The first week in September our project offered two days of seminars at a retreat center in Saylik, one hour outside of Tashkent. After we finished on Friday afternoon, I stayed on with a dozen of the particiants to enjoy the fresh air and mountain scenery. The retreat center is operated by the Center for Effective Economic Policy and includes sixteen simple cottages surrounded by gardens, paths, a swimming pool and a tennis court.
It was built for employees of the Ministry of Economics, but now anyone who wants an inexpensive holiday can stay there. Some vacationers choose to cook their own meals, but we opted to let the cooks there do the work.
Saturday morning I convinced one economist who knows the area well to show us up a canyon near the retreat center. After a short drive we followed a brook upstream until we came to a large pool.
There we stopped for to eat. Our refreshment included a huge melon we carried up then cooled in the brook. Uzbeks are proud of their melons, and with good reason -- it was delicious.
Some in our party chose to relax by this pool while three of us charged upstream. We had been told there was a large waterfall, though nobody had actually seen it. We saw a few other hikers, but then the trail turned up more steeply. Finally we saw an Uzbek man sitting on a rock on top of the world, next to a shelter he had built where he could put a cloth and make some shade for himself.
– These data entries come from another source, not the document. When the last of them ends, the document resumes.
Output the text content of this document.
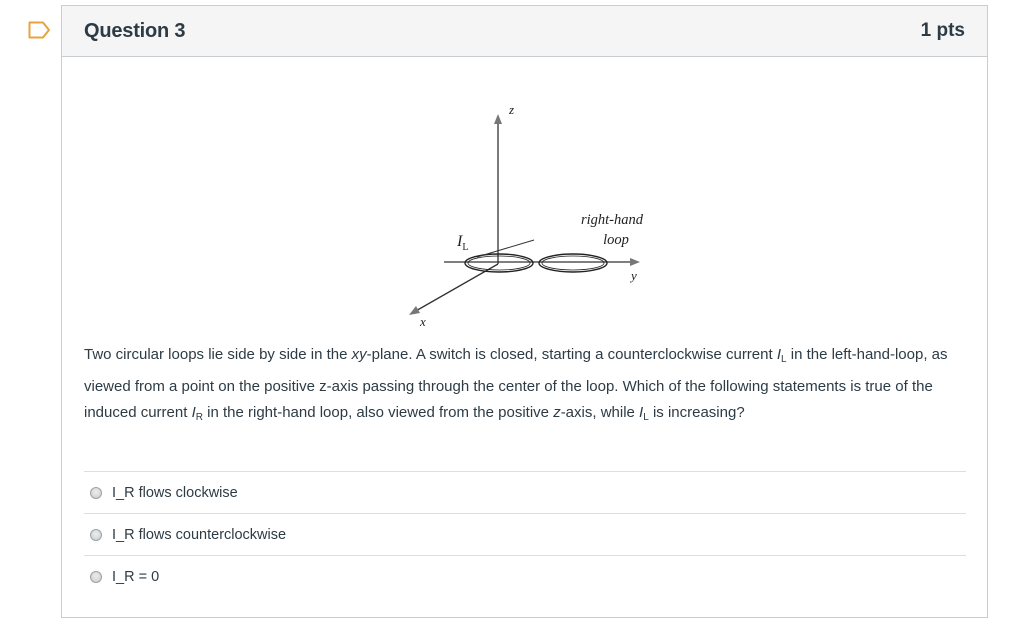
Question 3	1 pts
z
y
x
$I_L$
right-hand
loop
Two circular loops lie side by side in the xy-plane. A switch is closed, starting a counterclockwise current $I_L$ in the left-hand-loop, as viewed from a point on the positive z-axis passing through the center of the loop. Which of the following statements is true of the induced current $I_R$ in the right-hand loop, also viewed from the positive z-axis, while $I_L$ is increasing?
I_R flows clockwise
I_R flows counterclockwise
I_R = 0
He told us that he had seen a wolf earlier in the morning. He also pointed to the border with Kazakhstan at the top of the mountains. Then he gave us directions to find the waterfall on a tributary a short distance downstream.
We clambered down the trail, then turned up a small path heading up a side canyon. Before long we came around a corner and there was a twenty meter waterfall in front of us.
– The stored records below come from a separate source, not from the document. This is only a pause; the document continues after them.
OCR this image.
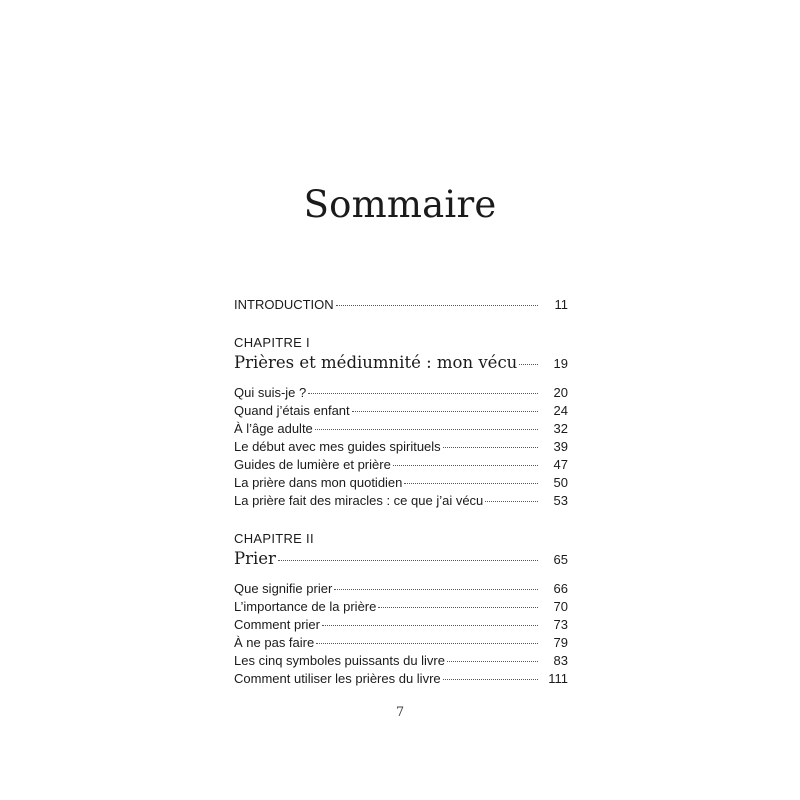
Sommaire
INTRODUCTION	11
CHAPITRE I
Prières et médiumnité : mon vécu	19
Qui suis-je ?	20
Quand j’étais enfant	24
À l’âge adulte	32
Le début avec mes guides spirituels	39
Guides de lumière et prière	47
La prière dans mon quotidien	50
La prière fait des miracles : ce que j’ai vécu	53
CHAPITRE II
Prier	65
Que signifie prier	66
L’importance de la prière	70
Comment prier	73
À ne pas faire	79
Les cinq symboles puissants du livre	83
Comment utiliser les prières du livre	111
7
We knew others were waiting for us, but we stayed long enough for a quick shower and some pictures. Then we hurried back down, found the rest of our group and returned to the retreat center. Since the director of the center was with us, we were confident that even though we had all missed the scheduled hour for lunch someone would find us some food.
I enjoyed a lazy afternoon, reading a book in the shade outside my cottage and swimming in the large pool.
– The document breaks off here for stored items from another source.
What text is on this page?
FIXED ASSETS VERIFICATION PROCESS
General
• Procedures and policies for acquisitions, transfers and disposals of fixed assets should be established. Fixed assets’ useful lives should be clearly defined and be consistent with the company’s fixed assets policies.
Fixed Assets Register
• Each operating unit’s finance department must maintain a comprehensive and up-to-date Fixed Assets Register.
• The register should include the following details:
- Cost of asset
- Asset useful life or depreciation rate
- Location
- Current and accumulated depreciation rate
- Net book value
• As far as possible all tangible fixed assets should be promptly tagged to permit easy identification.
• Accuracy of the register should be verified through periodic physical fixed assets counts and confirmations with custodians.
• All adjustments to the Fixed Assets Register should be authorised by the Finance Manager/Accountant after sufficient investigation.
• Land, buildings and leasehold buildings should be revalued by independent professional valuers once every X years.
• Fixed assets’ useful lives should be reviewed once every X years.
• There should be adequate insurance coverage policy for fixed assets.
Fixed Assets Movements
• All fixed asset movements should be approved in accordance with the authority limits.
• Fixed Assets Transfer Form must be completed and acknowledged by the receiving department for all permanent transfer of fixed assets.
Sunday morning I took the bicycle out of the trunk of my car and set off to explore. I followed a small road, winding through the countryside on the edge of the mountains. My legs wished for more gradual hills, but the scenery was beautiful. I appreciated the complete lack of traffic as too much of my bike riding has been in Tashkent. There I can find back streets with little traffic, but here I saw only one car the whole morning.
I returned to the retreat center for a swim before lunch. A friendly family invited me to share their lunch by the side of the pool while their twelve year old boy rode around on my bike.
After a leisurely lunch it was time to drive back to Tashkent -- Monday was a work day!